Nun gut, das eine kann ich verstehen, also von wegen die Freundin Salmonelle etc. Aber wenn an dem Waldstück jetzt ne Autobahn vorbeiführt, dann gehört das für mich nicht mehr zu "natürlichen Impfungen".

Wie soll ich sagen, ich hätte keine Angst vor "natürlichen" Giften (wobei ich weiß daß die Gifte in der Natur teilweise schlimmer sind als die aus dem Chemielabor - in Gedenken an meinen Chemielehrer...

) aber vor denen, die Menschen angerichtet haben.
Magst Du noch was zu Wildpflanzen schreiben, was Du da genau meinst mit "sie tun dem Körper sehr gut"...? Sind sie sehr bekömmlich... oder..? Ich find's total interessant, nicht daß ich Urköstlerin werden möchte, aber ich finde man soll schon rein wissensmäßig offen für alles sein.
Noch dazu würde mich der Fuchsbandwurm stören
Da gabs es schon in Medien eine Entwarnung. Den Kot sieht man ausserdem und man muss ja nicht dort essen, wo Kot liegt. Ausserdem überleben die Parasiten nur ein paar Stunden ausserhalb des Tieres.
Ist klar, ich weiß schon, daß da viel Panikmache in den Medien war. Fiel mir nur gerade als erstes ein..
und der bayerische Waldboden ist nach wie vor kontaminiert von Tschernobyl.
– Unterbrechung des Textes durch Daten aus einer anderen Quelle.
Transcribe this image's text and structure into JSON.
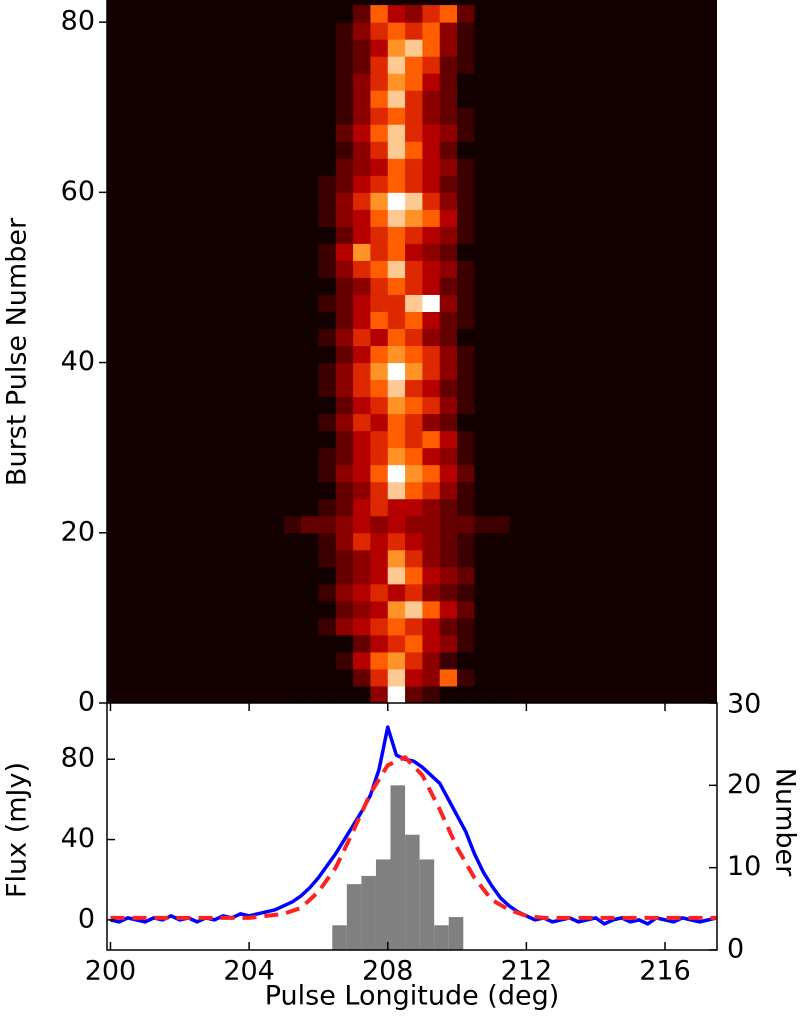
{
  "chart_data": [
    {
      "type": "heatmap",
      "ylabel": "Burst Pulse Number",
      "colormap": "gist_heat",
      "xlim": [
        199.9,
        217.5
      ],
      "ylim": [
        0,
        82.6
      ],
      "yticks": [
        0,
        20,
        40,
        60,
        80
      ],
      "xbins": [
        205,
        205.5,
        206,
        206.5,
        207,
        207.5,
        208,
        208.5,
        209,
        209.5,
        210,
        210.5,
        211,
        211.5
      ],
      "ybins": [
        0,
        2,
        4,
        6,
        8,
        10,
        12,
        14,
        16,
        18,
        20,
        22,
        24,
        26,
        28,
        30,
        32,
        34,
        36,
        38,
        40,
        42,
        44,
        46,
        48,
        50,
        52,
        54,
        56,
        58,
        60,
        62,
        64,
        66,
        68,
        70,
        72,
        74,
        76,
        78,
        80,
        82
      ],
      "z": [
        [
          0,
          0,
          0,
          0,
          0,
          3,
          9,
          2,
          1,
          0,
          0,
          0,
          0
        ],
        [
          0,
          0,
          0,
          0,
          2,
          5,
          8,
          4,
          3,
          6,
          1,
          0,
          0
        ],
        [
          0,
          0,
          0,
          1,
          4,
          6,
          7,
          5,
          3,
          1,
          0,
          0,
          0
        ],
        [
          0,
          0,
          0,
          0,
          2,
          4,
          5,
          6,
          4,
          3,
          1,
          0,
          0
        ],
        [
          0,
          0,
          1,
          3,
          4,
          5,
          6,
          5,
          4,
          2,
          1,
          0,
          0
        ],
        [
          0,
          0,
          0,
          2,
          3,
          4,
          7,
          8,
          6,
          4,
          2,
          0,
          0
        ],
        [
          0,
          0,
          1,
          3,
          4,
          5,
          4,
          5,
          3,
          2,
          1,
          0,
          0
        ],
        [
          0,
          0,
          0,
          2,
          3,
          4,
          8,
          6,
          4,
          3,
          2,
          0,
          0
        ],
        [
          0,
          0,
          1,
          2,
          3,
          4,
          7,
          5,
          3,
          2,
          1,
          0,
          0
        ],
        [
          0,
          0,
          1,
          3,
          5,
          4,
          5,
          4,
          3,
          2,
          1,
          0,
          0
        ],
        [
          1,
          2,
          2,
          3,
          4,
          3,
          4,
          3,
          3,
          2,
          2,
          1,
          1
        ],
        [
          0,
          0,
          1,
          2,
          4,
          5,
          4,
          4,
          3,
          2,
          1,
          0,
          0
        ],
        [
          0,
          0,
          0,
          2,
          3,
          5,
          8,
          6,
          5,
          3,
          1,
          0,
          0
        ],
        [
          0,
          0,
          1,
          3,
          4,
          6,
          9,
          7,
          6,
          4,
          2,
          0,
          0
        ],
        [
          0,
          0,
          1,
          2,
          4,
          5,
          7,
          6,
          4,
          3,
          1,
          0,
          0
        ],
        [
          0,
          0,
          0,
          2,
          4,
          5,
          6,
          5,
          6,
          4,
          1,
          0,
          0
        ],
        [
          0,
          0,
          1,
          3,
          5,
          4,
          6,
          5,
          3,
          2,
          0,
          0,
          0
        ],
        [
          0,
          0,
          0,
          2,
          4,
          5,
          7,
          6,
          5,
          3,
          1,
          0,
          0
        ],
        [
          0,
          0,
          1,
          3,
          5,
          6,
          8,
          5,
          4,
          2,
          1,
          0,
          0
        ],
        [
          0,
          0,
          1,
          3,
          5,
          7,
          9,
          7,
          5,
          3,
          1,
          0,
          0
        ],
        [
          0,
          0,
          0,
          2,
          4,
          6,
          7,
          6,
          5,
          3,
          1,
          0,
          0
        ],
        [
          0,
          0,
          1,
          3,
          5,
          4,
          6,
          5,
          3,
          2,
          0,
          0,
          0
        ],
        [
          0,
          0,
          0,
          2,
          4,
          6,
          5,
          6,
          4,
          2,
          1,
          0,
          0
        ],
        [
          0,
          0,
          1,
          2,
          4,
          5,
          5,
          8,
          9,
          3,
          1,
          0,
          0
        ],
        [
          0,
          0,
          0,
          2,
          3,
          5,
          6,
          5,
          4,
          2,
          1,
          0,
          0
        ],
        [
          0,
          0,
          1,
          3,
          5,
          6,
          8,
          5,
          4,
          3,
          1,
          0,
          0
        ],
        [
          0,
          0,
          1,
          4,
          7,
          5,
          6,
          4,
          3,
          2,
          0,
          0,
          0
        ],
        [
          0,
          0,
          0,
          2,
          4,
          5,
          6,
          5,
          4,
          3,
          1,
          0,
          0
        ],
        [
          0,
          0,
          1,
          3,
          4,
          6,
          8,
          7,
          6,
          4,
          1,
          0,
          0
        ],
        [
          0,
          0,
          1,
          3,
          5,
          7,
          9,
          8,
          5,
          3,
          1,
          0,
          0
        ],
        [
          0,
          0,
          1,
          2,
          4,
          5,
          6,
          5,
          4,
          2,
          1,
          0,
          0
        ],
        [
          0,
          0,
          0,
          2,
          3,
          4,
          6,
          5,
          4,
          3,
          1,
          0,
          0
        ],
        [
          0,
          0,
          0,
          1,
          3,
          5,
          8,
          6,
          4,
          2,
          0,
          0,
          0
        ],
        [
          0,
          0,
          0,
          2,
          4,
          6,
          8,
          5,
          4,
          3,
          1,
          0,
          0
        ],
        [
          0,
          0,
          0,
          1,
          3,
          5,
          6,
          5,
          3,
          2,
          1,
          0,
          0
        ],
        [
          0,
          0,
          0,
          1,
          3,
          6,
          8,
          5,
          3,
          2,
          0,
          0,
          0
        ],
        [
          0,
          0,
          0,
          1,
          3,
          5,
          7,
          6,
          4,
          2,
          0,
          0,
          0
        ],
        [
          0,
          0,
          0,
          1,
          2,
          5,
          8,
          6,
          5,
          2,
          1,
          0,
          0
        ],
        [
          0,
          0,
          0,
          1,
          2,
          4,
          7,
          8,
          6,
          3,
          1,
          0,
          0
        ],
        [
          0,
          0,
          0,
          1,
          3,
          5,
          6,
          5,
          6,
          3,
          1,
          0,
          0
        ],
        [
          0,
          0,
          0,
          0,
          2,
          6,
          4,
          3,
          5,
          6,
          2,
          0,
          0
        ]
      ]
    },
    {
      "type": "line",
      "xlabel": "Pulse Longitude (deg)",
      "ylabel": "Flux (mJy)",
      "y2label": "Number",
      "xlim": [
        199.9,
        217.5
      ],
      "xticks": [
        200,
        204,
        208,
        212,
        216
      ],
      "ylim": [
        -15,
        108
      ],
      "yticks": [
        0,
        40,
        80
      ],
      "y2lim": [
        0,
        30
      ],
      "y2ticks": [
        0,
        10,
        20,
        30
      ],
      "histogram": {
        "color": "#808080",
        "axis": "y2",
        "bins": [
          206.4,
          206.82,
          207.24,
          207.66,
          208.08,
          208.5,
          208.92,
          209.34,
          209.76,
          210.18
        ],
        "counts": [
          3,
          8,
          9,
          11,
          20,
          14,
          11,
          3,
          4
        ]
      },
      "series": [
        {
          "color": "#0000ff",
          "style": "solid",
          "x": [
            200,
            200.25,
            200.5,
            200.75,
            201,
            201.25,
            201.5,
            201.75,
            202,
            202.25,
            202.5,
            202.75,
            203,
            203.25,
            203.5,
            203.75,
            204,
            204.25,
            204.5,
            204.75,
            205,
            205.25,
            205.5,
            205.75,
            206,
            206.25,
            206.5,
            206.75,
            207,
            207.25,
            207.5,
            207.75,
            208,
            208.25,
            208.5,
            208.75,
            209,
            209.25,
            209.5,
            209.75,
            210,
            210.25,
            210.5,
            210.75,
            211,
            211.25,
            211.5,
            211.75,
            212,
            212.25,
            212.5,
            212.75,
            213,
            213.25,
            213.5,
            213.75,
            214,
            214.25,
            214.5,
            214.75,
            215,
            215.25,
            215.5,
            215.75,
            216,
            216.25,
            216.5,
            216.75,
            217,
            217.25,
            217.5
          ],
          "values": [
            0,
            -1,
            1,
            0,
            -1,
            1,
            0,
            2,
            0,
            1,
            -1,
            1,
            0,
            2,
            1,
            3,
            2,
            3,
            4,
            5,
            7,
            9,
            12,
            16,
            21,
            27,
            33,
            40,
            47,
            54,
            62,
            75,
            96,
            82,
            80,
            79,
            76,
            72,
            68,
            60,
            52,
            44,
            33,
            24,
            17,
            11,
            7,
            4,
            2,
            0,
            1,
            -1,
            0,
            1,
            -1,
            0,
            1,
            -2,
            0,
            1,
            -1,
            0,
            -2,
            1,
            0,
            -1,
            1,
            0,
            -1,
            0,
            1
          ]
        },
        {
          "color": "#ff2020",
          "style": "dashed",
          "x": [
            200,
            200.5,
            201,
            201.5,
            202,
            202.5,
            203,
            203.5,
            204,
            204.5,
            205,
            205.5,
            206,
            206.5,
            207,
            207.5,
            208,
            208.5,
            209,
            209.5,
            210,
            210.5,
            211,
            211.5,
            212,
            212.5,
            213,
            213.5,
            214,
            214.5,
            215,
            215.5,
            216,
            216.5,
            217,
            217.5
          ],
          "values": [
            1,
            1,
            1,
            1,
            1,
            1,
            1,
            1,
            1,
            2,
            3,
            6,
            14,
            26,
            44,
            63,
            77,
            81,
            72,
            55,
            36,
            21,
            10,
            5,
            2,
            1,
            1,
            1,
            1,
            1,
            1,
            1,
            1,
            1,
            1,
            1
          ]
        }
      ]
    }
  ]
}
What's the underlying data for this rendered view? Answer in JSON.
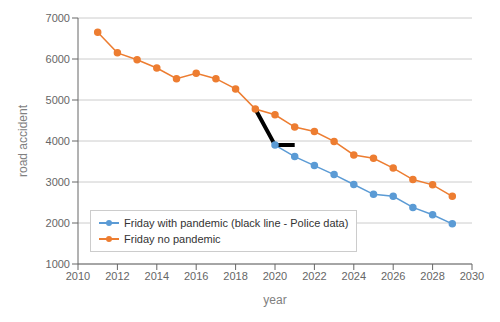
{
  "chart_data": {
    "type": "line",
    "xlabel": "year",
    "ylabel": "road accident",
    "x": [
      2011,
      2012,
      2013,
      2014,
      2015,
      2016,
      2017,
      2018,
      2019,
      2020,
      2021,
      2022,
      2023,
      2024,
      2025,
      2026,
      2027,
      2028,
      2029
    ],
    "series": [
      {
        "name": "Friday no pandemic",
        "color": "#ED7D31",
        "marker": "circle",
        "values": [
          6650,
          6150,
          5980,
          5780,
          5520,
          5650,
          5520,
          5270,
          4780,
          4640,
          4340,
          4230,
          3990,
          3660,
          3580,
          3340,
          3060,
          2930,
          2650
        ]
      },
      {
        "name": "Friday with pandemic (black line - Police data)",
        "color": "#5B9BD5",
        "marker": "circle",
        "values": [
          null,
          null,
          null,
          null,
          null,
          null,
          null,
          null,
          null,
          3900,
          3620,
          3400,
          3180,
          2940,
          2700,
          2650,
          2380,
          2200,
          1980
        ]
      },
      {
        "color": "#000000",
        "marker": "none",
        "values": [
          null,
          null,
          null,
          null,
          null,
          null,
          null,
          null,
          4780,
          3900,
          3900,
          null,
          null,
          null,
          null,
          null,
          null,
          null,
          null
        ]
      }
    ],
    "xlim": [
      2010,
      2030
    ],
    "ylim": [
      1000,
      7000
    ],
    "xticks": [
      2010,
      2012,
      2014,
      2016,
      2018,
      2020,
      2022,
      2024,
      2026,
      2028,
      2030
    ],
    "yticks": [
      1000,
      2000,
      3000,
      4000,
      5000,
      6000,
      7000
    ],
    "grid": true,
    "legend": "lower left"
  }
}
Gerade manche Speisepilze hier sind außergewöhnlich hoch belastet, auch Waldbeeren.
Dann ist nicht nur Waldbodern sondern auch die Felder (auch von Bio-Bauern) rundherum verseucht. Ich finde Waldboden jedoch am wenigsten problematisch, da er sich von alleine durch Pflanzen regeneriert - die Felder werden von den Menschen bewirtschaftet, da weißt die Natur schon besser Bescheid.
Hmmm, da hab ich wieder ganz anderes gehört, nämlich daß die Kontamination wesentlich geringer ist bei landwirtschaftlich genutzten Böden, eben wegen der unterschiedlichen Beschaffenheit. Wenn Du möchtest such ich Dir einen Link darüber raus. Aber wie gesagt, ich kann mir mein Wissen immer nur herauslesen, muß eben gewissen Untersuchungen vertrauen oder nicht, wirklich WISSEN tu ICH es ja nun nicht.
Moos wird garantiert nicht untersucht, da man dies wohl weniger als Speise für Menschen ansieht.
Für die Urköstler ist nur eine Notlösung für den Winter, da kaum Wildpflanzen gibt. Im Frühjahr gibt es dafür andere schmackhaftere Pflanzen. Obwohl wenn man die Pflanzen mit den leckeren reifen Früchten zusammen isst, übertönt man den Geschmack. Als Rohköstler hat man eh einen anderen Geschmack, viel sensibleren fürs Natürliche. Mein Sohn isst nur das was ihm schmeckt. Und so verpuzt er auch einiges an Wildpflanzen wenn sie wieder verfügbar sind.
Also interessant find ich es schon, vor allem die Vorstellung wie sensibel tatsächlich der Geschmack dann ist. Was ißt denn Dein Sohn für Wildpflanzen?
Ansonsten war die Sendung etwas nervig, aber unterhaltsam. Den Koch fand ich sehr sympatisch, da er so undogmatisch wirkte.
Genau das wollt ich auch schreiben über den Koch, aber dann fiel mir sein Name nicht ein. Ich verwechsel die alle, ob Schuhbeck oder Witzigmann oder wie sie alle heißen. Ich werd wohl nie das große Interesse für Kochsendungen verstehen was wohl seit Jahren vorherrscht. (Also Kochen ist ja ne schöne Sache, aber ständig im TV daraus ne Show machen..

) Ich hab aber genau diesen Koch schonmal gehört in irgendner Talkshow (glaub NDR) und da fand ich es total interessant was er so über Gewürze erzählt hatte. Also gerade was den gesundheitlichen Aspekt betrifft bzw. auch den verdauungstechnischen.
Also gerade wegen der Unterhaltsamkeit bitte immer wieder so was posten, auch wenn's Maischberger ist.